Indeed, progress on this earth, from the perspective of eternal life, does not make any sense.
But then why am I even wasting time to reason about things if all is and will be taken care of by god? And why is my very or rather "supposedly" Christian father being a professor and a politician if not to improve the world? But god takes care of everything, why even bother to be an intellectual?
...or maybe we achieved progress thanks to the ideas spread by Jesus.
I would need to spend a few months to find out what produced progress.
In either case, Jesus' preaching seems to be much more acceptable to me than sacrificing relatives or animals to a god. Maybe because of my upbringing, but I can't change it. So I choose Jesus, at least if I am not required to die on the cross like him or like a saint. But then you wonder: if you become a good Christian (not a saint) thanks to your upbringing why should you achieve paradise and eternal life? What is your merit? One should also weigh the impact of your upbringing. I am not Jenna Bush, raised by a family of satanists. Of course she's going to be a satanist. What is my merit? How fair would it be that she went to hell? Not very fair, because she'd have been like me, had she had the same life.
So in some ways the commonly accepted Christian doctrine and message and concepts seem to be great, but in other ways they do not make sense to me.
Another thing that doesn't make sense is the confession. If I confess, all my sins are gone? Come on. What if you are born in another religion and don't even know about being confessed as a Catholic? How fair would it be to make you go to hell because you were born in India, died at 10 years old... without ever being baptized nor confessed?
Anyway, you get my point.
And yet another problem I see is that, whereas there is an offer of eternal life after death, but in this world we're supposed not just to follow a strict no-fun lifestyle (which is close to what I am living anyway, since I only value intellectual curiosity and staying fit, and neither is in conflict with the Gospel) but we are also supposed to sacrifice our own life for others and for our faith.

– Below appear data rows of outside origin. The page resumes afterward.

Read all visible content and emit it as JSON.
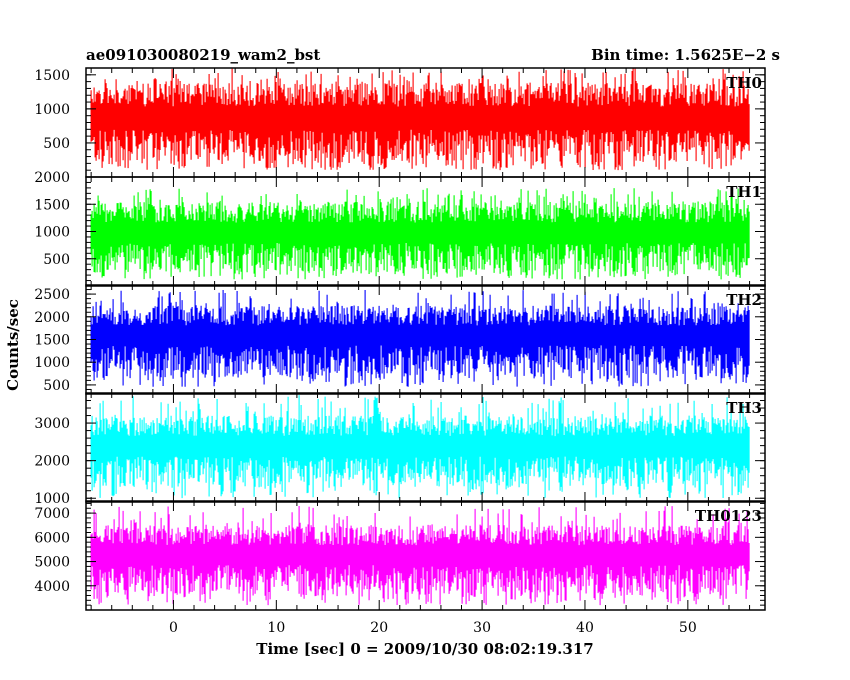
{
  "chart_data": {
    "type": "line",
    "title": "ae091030080219_wam2_bst",
    "subtitle": "Bin time: 1.5625E−2 s",
    "xlabel": "Time [sec] 0 = 2009/10/30 08:02:19.317",
    "ylabel": "Counts/sec",
    "xlim": [
      -8.5,
      57.5
    ],
    "x_range_data": [
      -8,
      56
    ],
    "x_ticks": [
      0,
      10,
      20,
      30,
      40,
      50
    ],
    "panels": [
      {
        "name": "TH0",
        "color": "#ff0000",
        "ylim": [
          0,
          1600
        ],
        "y_ticks": [
          500,
          1000,
          1500
        ],
        "mean": 750,
        "band_low": 180,
        "band_high": 1380,
        "spike_low": 100,
        "spike_high": 1600
      },
      {
        "name": "TH1",
        "color": "#00ff00",
        "ylim": [
          0,
          2000
        ],
        "y_ticks": [
          500,
          1000,
          1500,
          2000
        ],
        "mean": 850,
        "band_low": 250,
        "band_high": 1550,
        "spike_low": 120,
        "spike_high": 1800
      },
      {
        "name": "TH2",
        "color": "#0000ff",
        "ylim": [
          300,
          2700
        ],
        "y_ticks": [
          500,
          1000,
          1500,
          2000,
          2500
        ],
        "mean": 1450,
        "band_low": 650,
        "band_high": 2250,
        "spike_low": 450,
        "spike_high": 2600
      },
      {
        "name": "TH3",
        "color": "#00ffff",
        "ylim": [
          900,
          3800
        ],
        "y_ticks": [
          1000,
          2000,
          3000
        ],
        "mean": 2200,
        "band_low": 1300,
        "band_high": 3200,
        "spike_low": 1000,
        "spike_high": 3750
      },
      {
        "name": "TH0123",
        "color": "#ff00ff",
        "ylim": [
          3000,
          7500
        ],
        "y_ticks": [
          4000,
          5000,
          6000,
          7000
        ],
        "mean": 5000,
        "band_low": 3600,
        "band_high": 6500,
        "spike_low": 3200,
        "spike_high": 7300
      }
    ]
  }
}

So, think about it. The devil asks us to sacrifice someone else. Jesus asks us to sacrifice ourselves. Since the instinct of surviving is the strongest thing, then in extreme situations sacrificing someone else would be easier.
However, there's also another difference. According to my research on Youtube... I forgot what I was going to write.
OK, you get my doubts, and my discoveries and my certainties.
1) 1% I am living in someone else's video game, like Neo in the Matrix
2) 99% I am living with other humans in someone else's video game
We are all struggling to find out the rules that we need to follow for the game to not end. The elite are maybe trying to keep the first coin going as long as possible and possibly forever (but Jesus could always come and kill them all).
The little guys like me are trying to figure out how to get a second coin after the "game over". A second coin to an unlimited game.
But ultimately we are all trying to figure out the best option for us, so, after all, even for Christians... what would make us inherently better than the devil-worshipers?
Maybe just one thing: that we're looking for a solution that will help us without hurting others, whereas they're looking for a solution that hurts others.
But I am not even telling the whole truth. The whole truth is that, by doing nothing and living in Europe, I am still allowing others to die. I am not actively killing them, like the satanist elite does, but I am not actively stopping them either. Anyway, to be continued... hopefully I'll find out something more on this subject, which is the meaning of life.
I think I need an exorcism to get a spirit out of my hand. I am assuming that's why it engages in compulsive scratching of my head, all the time, without being able to stop it.